The proposed bill could significantly change the federally mandated benefits available to employees and their same-sex spouses.
On September 15, 2009, a bill was introduced in the U.S. House of Representatives that would repeal the federal Defense of Marriage Act (DOMA).
The federal DOMA was enacted in 1996 and provides that for all purposes of federal law, such as ERISA and the federal tax code, the word “marriage” means “only a legal union between one man and one woman as husband and wife” and the word “spouse” refers “only to a person of the opposite sex who is a husband or wife.” In addition, the DOMA provides that no state will be required to recognize a same-sex relationship that is considered a legal marriage in another state.
The proposed bill (H.R. 3567), titled the “Respect for Marriage Act,” requires that all marriages that are valid under state laws are also valid and recognized under federal law. States that have not legalized same-sex marriage would not be required to recognize same-sex marriages performed elsewhere, but same-sex marriage performed in a state where same-sex marriage has been legalized would be recognized for all purposes of federal law.
Same-sex marriage is now legal in Massachusetts, Connecticut, Iowa and Vermont. California recognizes same-sex marriages performed in the state between June 17 and November 4, 2008. Same-sex marriage becomes legal in New Hampshire on January 1, 2010. New York and the District of Columbia recognize same-sex marriages lawfully performed elsewhere.

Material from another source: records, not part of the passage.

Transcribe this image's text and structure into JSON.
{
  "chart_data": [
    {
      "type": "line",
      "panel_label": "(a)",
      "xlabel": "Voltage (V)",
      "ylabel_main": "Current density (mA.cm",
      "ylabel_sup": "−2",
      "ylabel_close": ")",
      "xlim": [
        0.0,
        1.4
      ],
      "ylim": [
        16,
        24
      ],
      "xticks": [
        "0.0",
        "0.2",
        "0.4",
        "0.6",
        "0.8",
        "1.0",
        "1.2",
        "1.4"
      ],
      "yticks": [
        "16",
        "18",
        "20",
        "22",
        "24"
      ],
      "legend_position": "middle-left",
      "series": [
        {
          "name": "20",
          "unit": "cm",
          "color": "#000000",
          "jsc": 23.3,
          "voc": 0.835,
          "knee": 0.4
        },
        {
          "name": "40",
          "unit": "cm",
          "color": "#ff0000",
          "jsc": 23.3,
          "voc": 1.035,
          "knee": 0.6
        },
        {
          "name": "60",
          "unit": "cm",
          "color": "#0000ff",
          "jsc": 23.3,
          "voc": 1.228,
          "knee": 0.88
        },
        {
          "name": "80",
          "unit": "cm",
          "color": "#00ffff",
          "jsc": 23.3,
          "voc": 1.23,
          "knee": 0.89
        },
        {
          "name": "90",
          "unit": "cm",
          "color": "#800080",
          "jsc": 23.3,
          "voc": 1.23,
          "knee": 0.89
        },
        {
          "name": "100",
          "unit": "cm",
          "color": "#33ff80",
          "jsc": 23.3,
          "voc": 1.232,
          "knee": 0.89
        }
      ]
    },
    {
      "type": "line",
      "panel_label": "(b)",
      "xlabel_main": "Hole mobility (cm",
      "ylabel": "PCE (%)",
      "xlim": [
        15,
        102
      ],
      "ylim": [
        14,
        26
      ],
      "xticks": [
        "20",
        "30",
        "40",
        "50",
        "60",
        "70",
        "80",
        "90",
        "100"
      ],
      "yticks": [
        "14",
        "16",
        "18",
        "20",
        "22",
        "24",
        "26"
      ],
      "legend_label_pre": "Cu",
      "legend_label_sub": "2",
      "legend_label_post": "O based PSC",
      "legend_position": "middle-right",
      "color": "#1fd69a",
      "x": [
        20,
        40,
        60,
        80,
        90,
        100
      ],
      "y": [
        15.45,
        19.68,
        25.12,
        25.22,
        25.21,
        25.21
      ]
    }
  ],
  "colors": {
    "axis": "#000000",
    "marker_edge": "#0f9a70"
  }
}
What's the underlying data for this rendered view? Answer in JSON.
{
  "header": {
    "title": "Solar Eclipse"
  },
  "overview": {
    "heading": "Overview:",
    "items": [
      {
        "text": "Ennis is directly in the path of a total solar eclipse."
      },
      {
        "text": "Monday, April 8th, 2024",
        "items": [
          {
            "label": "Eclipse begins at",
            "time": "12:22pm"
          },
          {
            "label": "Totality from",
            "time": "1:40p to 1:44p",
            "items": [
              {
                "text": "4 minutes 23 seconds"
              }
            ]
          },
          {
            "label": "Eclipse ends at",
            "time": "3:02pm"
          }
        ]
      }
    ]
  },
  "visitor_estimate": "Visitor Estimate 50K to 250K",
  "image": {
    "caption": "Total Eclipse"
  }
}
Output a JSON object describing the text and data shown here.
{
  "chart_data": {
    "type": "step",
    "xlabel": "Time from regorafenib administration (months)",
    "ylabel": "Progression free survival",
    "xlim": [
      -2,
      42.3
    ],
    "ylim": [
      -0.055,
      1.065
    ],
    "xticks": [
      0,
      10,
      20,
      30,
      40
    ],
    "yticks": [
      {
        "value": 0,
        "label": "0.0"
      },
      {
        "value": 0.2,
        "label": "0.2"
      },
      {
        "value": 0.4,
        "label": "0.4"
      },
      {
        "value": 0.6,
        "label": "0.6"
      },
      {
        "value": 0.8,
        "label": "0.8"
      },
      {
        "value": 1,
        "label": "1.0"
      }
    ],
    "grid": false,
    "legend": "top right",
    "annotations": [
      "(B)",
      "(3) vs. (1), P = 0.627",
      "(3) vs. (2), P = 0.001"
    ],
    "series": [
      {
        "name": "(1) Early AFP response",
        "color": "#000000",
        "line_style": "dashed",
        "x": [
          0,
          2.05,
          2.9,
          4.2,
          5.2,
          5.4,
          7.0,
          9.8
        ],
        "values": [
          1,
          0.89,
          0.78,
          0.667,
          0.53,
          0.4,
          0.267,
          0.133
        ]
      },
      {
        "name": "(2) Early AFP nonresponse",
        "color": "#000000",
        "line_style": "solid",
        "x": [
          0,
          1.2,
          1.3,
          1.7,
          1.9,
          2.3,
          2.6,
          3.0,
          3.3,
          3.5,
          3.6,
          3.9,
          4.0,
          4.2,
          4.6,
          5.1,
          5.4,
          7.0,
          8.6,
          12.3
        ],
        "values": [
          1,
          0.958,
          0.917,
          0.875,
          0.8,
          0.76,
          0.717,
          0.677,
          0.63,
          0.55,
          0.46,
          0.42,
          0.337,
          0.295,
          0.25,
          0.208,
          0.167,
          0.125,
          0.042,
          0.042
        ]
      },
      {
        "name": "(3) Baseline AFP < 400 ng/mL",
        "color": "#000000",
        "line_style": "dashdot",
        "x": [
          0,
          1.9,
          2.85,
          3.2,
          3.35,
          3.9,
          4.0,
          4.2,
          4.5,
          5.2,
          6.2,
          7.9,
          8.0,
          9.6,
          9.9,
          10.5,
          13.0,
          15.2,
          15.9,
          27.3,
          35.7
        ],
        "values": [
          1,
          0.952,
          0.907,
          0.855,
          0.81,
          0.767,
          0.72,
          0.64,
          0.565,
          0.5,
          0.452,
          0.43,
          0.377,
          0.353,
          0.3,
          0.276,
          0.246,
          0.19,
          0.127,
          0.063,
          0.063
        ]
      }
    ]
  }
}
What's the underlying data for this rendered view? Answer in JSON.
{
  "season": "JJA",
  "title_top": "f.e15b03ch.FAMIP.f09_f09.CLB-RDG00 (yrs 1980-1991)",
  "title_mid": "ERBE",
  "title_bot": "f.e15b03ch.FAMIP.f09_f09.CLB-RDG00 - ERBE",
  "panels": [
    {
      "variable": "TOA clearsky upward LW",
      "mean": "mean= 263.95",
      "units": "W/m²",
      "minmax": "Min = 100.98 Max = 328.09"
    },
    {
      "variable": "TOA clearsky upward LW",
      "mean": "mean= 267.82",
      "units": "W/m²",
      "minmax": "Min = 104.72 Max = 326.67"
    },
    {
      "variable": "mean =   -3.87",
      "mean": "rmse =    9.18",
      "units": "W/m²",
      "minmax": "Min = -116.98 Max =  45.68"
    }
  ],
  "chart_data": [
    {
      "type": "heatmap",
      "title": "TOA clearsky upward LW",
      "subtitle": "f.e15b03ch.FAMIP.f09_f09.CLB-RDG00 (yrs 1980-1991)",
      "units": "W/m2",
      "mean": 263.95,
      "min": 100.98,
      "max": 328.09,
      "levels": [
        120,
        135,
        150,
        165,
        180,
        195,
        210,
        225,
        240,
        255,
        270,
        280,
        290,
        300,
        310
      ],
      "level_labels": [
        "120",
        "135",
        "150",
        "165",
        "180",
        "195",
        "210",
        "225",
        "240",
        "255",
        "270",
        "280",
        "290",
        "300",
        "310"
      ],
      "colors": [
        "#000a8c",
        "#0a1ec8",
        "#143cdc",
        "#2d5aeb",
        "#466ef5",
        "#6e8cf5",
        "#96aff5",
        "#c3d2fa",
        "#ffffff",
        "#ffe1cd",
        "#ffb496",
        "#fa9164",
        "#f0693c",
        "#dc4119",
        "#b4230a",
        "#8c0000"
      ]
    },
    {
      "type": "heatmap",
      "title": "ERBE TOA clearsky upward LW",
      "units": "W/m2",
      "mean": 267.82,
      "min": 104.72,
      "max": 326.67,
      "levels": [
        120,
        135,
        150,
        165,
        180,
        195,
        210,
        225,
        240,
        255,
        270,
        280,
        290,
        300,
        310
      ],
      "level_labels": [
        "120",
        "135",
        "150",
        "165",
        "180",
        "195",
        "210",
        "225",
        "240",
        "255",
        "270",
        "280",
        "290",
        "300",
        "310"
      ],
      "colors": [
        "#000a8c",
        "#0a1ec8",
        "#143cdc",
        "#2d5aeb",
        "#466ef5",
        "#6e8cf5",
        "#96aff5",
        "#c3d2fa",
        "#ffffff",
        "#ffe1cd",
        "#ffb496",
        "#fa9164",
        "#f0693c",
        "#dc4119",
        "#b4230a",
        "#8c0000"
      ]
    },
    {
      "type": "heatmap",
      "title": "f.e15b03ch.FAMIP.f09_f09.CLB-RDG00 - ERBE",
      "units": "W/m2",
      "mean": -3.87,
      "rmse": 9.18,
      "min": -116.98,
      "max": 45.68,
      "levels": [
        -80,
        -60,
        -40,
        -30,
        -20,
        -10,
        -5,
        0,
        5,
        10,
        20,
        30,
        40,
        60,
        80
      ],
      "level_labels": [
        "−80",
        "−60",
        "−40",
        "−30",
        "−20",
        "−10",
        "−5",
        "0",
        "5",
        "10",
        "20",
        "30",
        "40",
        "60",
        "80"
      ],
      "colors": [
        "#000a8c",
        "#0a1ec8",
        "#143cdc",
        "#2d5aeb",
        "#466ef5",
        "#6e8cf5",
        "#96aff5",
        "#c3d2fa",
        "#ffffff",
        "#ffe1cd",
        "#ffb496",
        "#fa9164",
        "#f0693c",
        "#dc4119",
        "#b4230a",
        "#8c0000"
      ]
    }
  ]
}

Employers should take note, because, if enacted, the bill would significantly change the federally mandated benefits available to employees and their same-sex spouses. For example, employers with pension or 401(k) plans would be required to recognize same-sex spouses for purposes of determining the surviving spouse annuities or other death benefits under these retirement plans. The federal income tax treatment of health coverage for an employee’s same-sex spouse would change such that employees would no longer have to be taxed on the income imputed for the employer’s contribution to the same-sex spouse’s coverage. Employers also would be required to permit employees to take family and medical leave to care for the illness of a same-sex spouse.
Although it is too early to predict whether this bill will become law, the legislation, along with several challenges in the courts, signifies a trend toward growing opposition to the federal DOMA.